Qui dit vacances dit aussi cinéma, et heureusement, je n’ai pas abandonné suite à la séance de Jason Bourne (qui reste tout de même un bon divertissement, dans la lignée des précédents). Ce matin, j’ai donc pris un ticket pour le Dernier Train pour Busan.

dernier-train-pour-busan-cannes-2016-958329

Film sud-coréen présenté hors-compétition au Festival de Cannes 2016, il est plus orienté thriller que film horrifique, mais les deux catégories se complètement à merveille. Sok-woo et sa fille Soo-ahn prennent une ligne régionale afin de rallier la ville de Busan, où vit la mère de cette dernière. Mais alors que le train est prêt à partir, une personne contaminée monte à bord, infectant les passagers qui passent en mode survie, pendant que le reste de la population est également en proie au virus. Ici, virus = zombies.

Je ne m’attendais pas nécessairement à voir des zombies car cela faisait bien longtemps que j’avais abandonné l’idée de voir de nouveaux films d’horreur asiatiques au cinéma.
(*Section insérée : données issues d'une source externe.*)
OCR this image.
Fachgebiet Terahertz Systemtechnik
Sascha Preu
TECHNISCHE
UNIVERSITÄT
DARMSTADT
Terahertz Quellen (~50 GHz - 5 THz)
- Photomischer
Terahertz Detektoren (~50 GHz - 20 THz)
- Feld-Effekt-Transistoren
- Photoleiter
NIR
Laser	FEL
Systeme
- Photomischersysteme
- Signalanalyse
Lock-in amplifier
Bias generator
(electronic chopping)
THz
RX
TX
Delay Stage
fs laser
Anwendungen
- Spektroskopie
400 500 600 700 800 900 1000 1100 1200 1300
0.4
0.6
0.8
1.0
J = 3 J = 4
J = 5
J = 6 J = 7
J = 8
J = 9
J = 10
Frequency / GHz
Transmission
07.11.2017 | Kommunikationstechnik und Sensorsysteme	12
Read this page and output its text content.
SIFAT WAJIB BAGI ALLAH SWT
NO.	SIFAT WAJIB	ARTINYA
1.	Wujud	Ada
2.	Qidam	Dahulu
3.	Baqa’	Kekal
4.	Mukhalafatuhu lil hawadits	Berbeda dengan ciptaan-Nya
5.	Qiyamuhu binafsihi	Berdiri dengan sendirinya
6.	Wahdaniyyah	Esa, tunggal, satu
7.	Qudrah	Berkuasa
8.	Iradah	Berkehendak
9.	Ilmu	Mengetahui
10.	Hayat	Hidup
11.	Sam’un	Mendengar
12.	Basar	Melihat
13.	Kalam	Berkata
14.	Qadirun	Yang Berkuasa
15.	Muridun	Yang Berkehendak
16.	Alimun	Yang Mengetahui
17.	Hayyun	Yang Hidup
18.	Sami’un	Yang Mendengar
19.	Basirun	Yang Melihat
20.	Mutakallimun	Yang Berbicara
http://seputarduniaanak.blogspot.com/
Mais c’était sans compter sur la société de distribution ARP, sans qui ce long-métrage n’aurait pas forcément vu le jour en France.

Pour parler du film en lui-même, il est véritablement touchant. Et c’est d’autant plus notable quand on voit le genre dont il est question. Il permet aussi de viser assez large en brassant le plus d’émotions possibles, importantes car transmises aux spectateurs. Le format de deux heures passe très vite, puisqu’on a le sentiment qu’il est aux 3/4 quarts fait en temps réel. L’immersion est donc encore plus grande, en plus d’avoir face à nous des personnes lambda, face à une catastrophe qui pourrait arriver n’importe quand (je ne parle pas forcément des zombies hein, mais n’importe quel virus qui ferait perdre les pédales à une bonne partie de la population).

381230

La majorité des personnages principaux sont attachants et le film nous tient en haleine du début jusqu’à la fin. Quant aux effets spéciaux je ne trouve rien à y redire, mais j’aurais bien aimé voir la tête de leurs plateaux de tournage et de tous ces figurants, s’ils ne sont pas ajoutés en postprod. Sorti avant-hier, Dernier Train pour Busan est une belle réussite qui permet de remettre au goût du jour une catégorie de films, hélas, bien souvent tenue à l’écart du cinéma grand public.